Criterion vii

The Dolomite region is a collection of landscapes, unique not only in the Alps, but also unseen in other mountain ranges throughout the world. The exceptional natural beauty of the region derives from two main factors: the landscape structure and the scenic values. The frequency of separate mountain groups set side by side in a particularly restricted environment and the unusual variety of vertical shapes (rock faces, peaks, spurs, aiguilles, needles, spires, pinnacles, towers, jags, …) as well as horizontal (ledges, roofs, plates, crags, plateaus, summit tablelands,…) have all contributed to make it a universal standard for the visual perception of a mountain. The possibility of classifying the karst structures into recognisable geometric shapes (points, lines, surfaces) and precise volumetric figures (prisms, planes, cubes) have led to an interpretation of the Dolomites as artificial structures rather than simple natural expressions. The earliest explorers compared them figuratively and metaphorically to the ruins of a city inhabited by Titans, thus projecting the region into a mythical dimension.
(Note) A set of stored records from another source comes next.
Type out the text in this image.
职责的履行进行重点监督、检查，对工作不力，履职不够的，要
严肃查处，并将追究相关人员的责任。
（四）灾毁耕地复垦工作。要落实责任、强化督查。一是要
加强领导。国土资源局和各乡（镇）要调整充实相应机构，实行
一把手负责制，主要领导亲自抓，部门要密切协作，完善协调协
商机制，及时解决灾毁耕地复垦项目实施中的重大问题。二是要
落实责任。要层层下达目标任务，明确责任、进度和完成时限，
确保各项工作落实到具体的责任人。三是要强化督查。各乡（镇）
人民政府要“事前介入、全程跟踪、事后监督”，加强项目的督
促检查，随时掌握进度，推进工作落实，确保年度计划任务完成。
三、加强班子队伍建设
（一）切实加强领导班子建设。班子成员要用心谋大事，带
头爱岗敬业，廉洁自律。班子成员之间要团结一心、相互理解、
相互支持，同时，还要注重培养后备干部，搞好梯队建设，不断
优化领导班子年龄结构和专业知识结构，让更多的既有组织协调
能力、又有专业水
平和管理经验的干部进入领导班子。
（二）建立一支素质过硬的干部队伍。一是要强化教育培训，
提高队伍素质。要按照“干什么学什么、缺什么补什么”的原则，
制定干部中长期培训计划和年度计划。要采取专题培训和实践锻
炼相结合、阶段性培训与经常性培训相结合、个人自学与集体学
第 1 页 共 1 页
More recently the gigantic order which seems to dominate their architecture and the fantastic relationships in scale led Le Corbusier, considered the most important architect of the XXth century, to call them “les plus belles constructions du monde”.

The visual impact is crowned by the richness of colours and the harmony of contrasts which characterise each mountain group of the Dolomites. Vertically the bare, hard dolomitic towers rising from sterile scree cones, stand out against the green, undulating pastures and the luxuriant forests which cover the extensive slopes. Horizontally the transformation of facies from the light cliff formations to the dark formations of volcanoclastic origin emphasise the light and shade effects created by the varying mutability of the surfaces. During the day the rock faces react spectacularly and uniquely to the changes in daylight due to their specific mineralogical structure: flushes of hot colours (orange – red - purple) at dawn and dusk, pale and diaphanous in the midday light, while twilight and moonlight give a cold, unearthly aspect to these mountains.

The variety and richness of landscape values make the Dolomites one of the most attractive mountainous areas in the world and this aesthetic experience can be enjoyed by thousands of visitors every year due to easy accessibility from the valleys. In fact the impressive and dramatic landscape of the Dolomite region is a universal reference of exalted aesthetics, so much so that it is considered to be an ideal natural monument to the Sublime. From the beginning of the nineteenth century intellectuals and travellers in Europe witness to having found the superlative “embodiment” of those dramatic landscapes in the Dolomites which the most important painters of the period could only have invented. Through their travel logs, permeated with romantic culture, these landscapes became internationally famous, promoting the mountain aesthetic with the Dolomites as its ideal representation.
The aesthetic theory of the Sublime, essential to the definition of the standards of natural beauty in western culture, found its perfect exponent in the stony landscapes of the Dolomites.

Finally, when considering the superlative natural phenomena, it is important to realise that even without presenting the highest peaks, the widest glaciers or the most extensive areas of wilderness, the Dolomitic area is the only region in the world where pale dolomitic and dark volcanoclastic rocks are found together. The region is also outstanding for its unusual concentration of summits over 3000 metres above sea level and a remarkable presence of small glaciers and perennial snowfields at relatively low altitudes. The series of unbelievably vertical rock faces (from 800 to 1600 metres) and the exceptionally deep canyons (from 500 to 1500 metres) offer an extraordinary morphological variety which adds to the value of the natural beauties of the Dolomites.